Câmara questiona serviço funerário durante sessão

Um caso envolvendo o extravio dos corpos de duas vítimas do coronavírus (Covid-19) ocorrido na última semana, em Mogi das Cruzes, gerou um amplo debate ontem entre membros da Câmara de Vereadores. Os parlamentares levantaram questionamentos sobre os serviços prestados à população.

O caso envolveu duas vítimas, um homem de Mogi e uma mulher de Suzano, que teriam sido trocados pela empresa responsável pelos serviços funerários em ação no município. As famílias envolvidas entraram em contato com as autoridades, pedindo a correção imediata.

A primeira parlamentar a tratar do caso foi Inês Paz (PSOL). A vereadora criticou o trabalho realizado, em especial da realização do contrato emergencial na modalidade de carta-convite em que a empresa foi designada para atuar no município, citando uma decisão judicial que cancelou o processo realizado pela administração municipal.
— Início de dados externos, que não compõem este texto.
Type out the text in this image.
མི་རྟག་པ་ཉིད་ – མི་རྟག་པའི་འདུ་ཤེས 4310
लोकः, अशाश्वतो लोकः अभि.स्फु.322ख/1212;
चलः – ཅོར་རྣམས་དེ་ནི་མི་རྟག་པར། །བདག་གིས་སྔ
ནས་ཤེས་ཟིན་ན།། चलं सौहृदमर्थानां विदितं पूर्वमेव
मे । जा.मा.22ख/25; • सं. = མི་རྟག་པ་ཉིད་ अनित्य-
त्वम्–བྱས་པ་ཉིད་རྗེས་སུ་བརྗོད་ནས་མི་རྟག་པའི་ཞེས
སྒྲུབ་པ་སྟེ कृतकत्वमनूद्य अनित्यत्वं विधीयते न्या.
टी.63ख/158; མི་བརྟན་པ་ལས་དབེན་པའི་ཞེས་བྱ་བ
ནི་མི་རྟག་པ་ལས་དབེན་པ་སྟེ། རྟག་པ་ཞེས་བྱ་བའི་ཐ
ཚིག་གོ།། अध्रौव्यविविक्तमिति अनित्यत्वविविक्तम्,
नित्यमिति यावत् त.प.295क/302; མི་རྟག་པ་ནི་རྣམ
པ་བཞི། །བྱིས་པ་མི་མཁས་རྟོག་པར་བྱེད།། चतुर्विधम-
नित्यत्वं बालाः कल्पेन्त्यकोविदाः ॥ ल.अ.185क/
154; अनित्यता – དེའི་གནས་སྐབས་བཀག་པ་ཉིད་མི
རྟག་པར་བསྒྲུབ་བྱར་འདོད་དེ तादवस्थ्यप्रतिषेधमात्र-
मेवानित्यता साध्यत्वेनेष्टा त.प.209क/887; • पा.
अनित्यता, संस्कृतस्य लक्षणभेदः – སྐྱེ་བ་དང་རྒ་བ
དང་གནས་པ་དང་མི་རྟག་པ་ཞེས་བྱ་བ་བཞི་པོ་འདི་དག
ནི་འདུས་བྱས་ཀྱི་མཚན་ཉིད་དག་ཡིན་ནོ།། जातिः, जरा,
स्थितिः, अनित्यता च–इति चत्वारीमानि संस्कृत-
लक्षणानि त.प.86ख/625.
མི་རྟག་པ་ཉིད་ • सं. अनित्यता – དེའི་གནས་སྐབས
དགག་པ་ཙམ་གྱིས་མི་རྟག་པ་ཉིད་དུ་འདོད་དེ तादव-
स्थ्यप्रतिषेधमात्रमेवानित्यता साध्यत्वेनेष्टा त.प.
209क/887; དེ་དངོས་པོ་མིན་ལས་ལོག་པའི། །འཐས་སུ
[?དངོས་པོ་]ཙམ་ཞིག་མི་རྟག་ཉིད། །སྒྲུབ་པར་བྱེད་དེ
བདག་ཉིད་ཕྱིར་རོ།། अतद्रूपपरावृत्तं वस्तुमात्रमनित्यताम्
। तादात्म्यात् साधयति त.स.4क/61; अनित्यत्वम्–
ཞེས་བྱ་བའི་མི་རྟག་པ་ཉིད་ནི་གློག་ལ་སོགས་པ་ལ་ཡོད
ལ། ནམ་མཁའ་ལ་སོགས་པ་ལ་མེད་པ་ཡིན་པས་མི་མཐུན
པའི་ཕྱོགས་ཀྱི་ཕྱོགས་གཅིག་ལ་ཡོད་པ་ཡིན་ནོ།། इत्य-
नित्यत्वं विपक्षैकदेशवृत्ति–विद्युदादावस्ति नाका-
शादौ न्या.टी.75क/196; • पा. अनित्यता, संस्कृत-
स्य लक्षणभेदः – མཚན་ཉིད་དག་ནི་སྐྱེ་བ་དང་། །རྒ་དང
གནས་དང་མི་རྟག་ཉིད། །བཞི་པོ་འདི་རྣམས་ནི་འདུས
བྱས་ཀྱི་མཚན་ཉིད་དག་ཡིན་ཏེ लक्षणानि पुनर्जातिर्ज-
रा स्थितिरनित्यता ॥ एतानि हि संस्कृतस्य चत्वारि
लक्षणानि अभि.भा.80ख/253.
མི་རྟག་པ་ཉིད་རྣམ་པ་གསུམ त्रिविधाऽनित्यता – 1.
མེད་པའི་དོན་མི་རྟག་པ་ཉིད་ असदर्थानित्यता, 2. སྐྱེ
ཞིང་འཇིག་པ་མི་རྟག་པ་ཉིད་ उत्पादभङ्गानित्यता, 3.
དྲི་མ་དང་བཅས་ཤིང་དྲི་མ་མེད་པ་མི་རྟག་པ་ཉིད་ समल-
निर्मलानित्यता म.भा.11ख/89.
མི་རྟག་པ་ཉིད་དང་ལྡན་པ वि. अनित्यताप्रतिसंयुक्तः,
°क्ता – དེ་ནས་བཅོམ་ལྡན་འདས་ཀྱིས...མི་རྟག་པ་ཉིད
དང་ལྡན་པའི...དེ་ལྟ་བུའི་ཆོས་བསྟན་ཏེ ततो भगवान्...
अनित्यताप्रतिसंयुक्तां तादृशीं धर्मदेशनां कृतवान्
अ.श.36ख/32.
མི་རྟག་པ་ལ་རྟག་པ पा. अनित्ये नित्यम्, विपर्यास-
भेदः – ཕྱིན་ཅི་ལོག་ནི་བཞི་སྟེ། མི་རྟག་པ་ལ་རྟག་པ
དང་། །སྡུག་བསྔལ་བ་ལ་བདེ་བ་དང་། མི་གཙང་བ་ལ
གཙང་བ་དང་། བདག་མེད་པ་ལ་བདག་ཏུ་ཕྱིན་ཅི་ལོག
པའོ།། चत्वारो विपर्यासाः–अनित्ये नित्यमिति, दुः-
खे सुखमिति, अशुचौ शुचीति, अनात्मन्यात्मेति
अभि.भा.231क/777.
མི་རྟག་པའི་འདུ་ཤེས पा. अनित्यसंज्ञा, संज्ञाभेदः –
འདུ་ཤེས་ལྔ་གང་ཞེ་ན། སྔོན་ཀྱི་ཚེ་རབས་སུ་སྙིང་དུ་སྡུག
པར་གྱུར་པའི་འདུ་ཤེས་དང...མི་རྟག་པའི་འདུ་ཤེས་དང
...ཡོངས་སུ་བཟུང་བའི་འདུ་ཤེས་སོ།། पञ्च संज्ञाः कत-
O vereador José Luiz Furtado (PSDB) atribuiu o caso como "grave" e exigiu que a Prefeitura realize uma apuração interna para definir as responsabilidades no caso, como uma prestação de contas à população. "As empresas que atuam no município devem fazê-las com responsabilidade e, acima de tudo, com o preço justo", afirmou.

O parlamentar José Francimário Vieira de Macedo (PL), o Farofa, defendeu a realização de um processo licitatório adequado para o serviço funerário, e que a escolha de uma empresa por carta-convite não é compatível com a natureza do serviço prestado, e lembrou de outras apurações realizadas pelo Ministério Público na cidade, como a envolvendo o ex-secretário de Saúde, Henrique Naufel, no caso do fura-fila das vacinas. "Sempre torcemos para que a administração dê certo. O presidente da comissão responsável pelas licitações na cidade deve ser competente", exigiu.

O vereador Pedro Komura (PSDB), por sua vez, lembrou que em 2020 uma Comissão Especial de Vereadores (CEV) acompanhou o processo de licitação no município, e lembrou que as regras anteriormente eram de mais de 30 anos, e que não atendiam à demanda do município, que chega a até 600 sepultamentos por mês. (A.D.)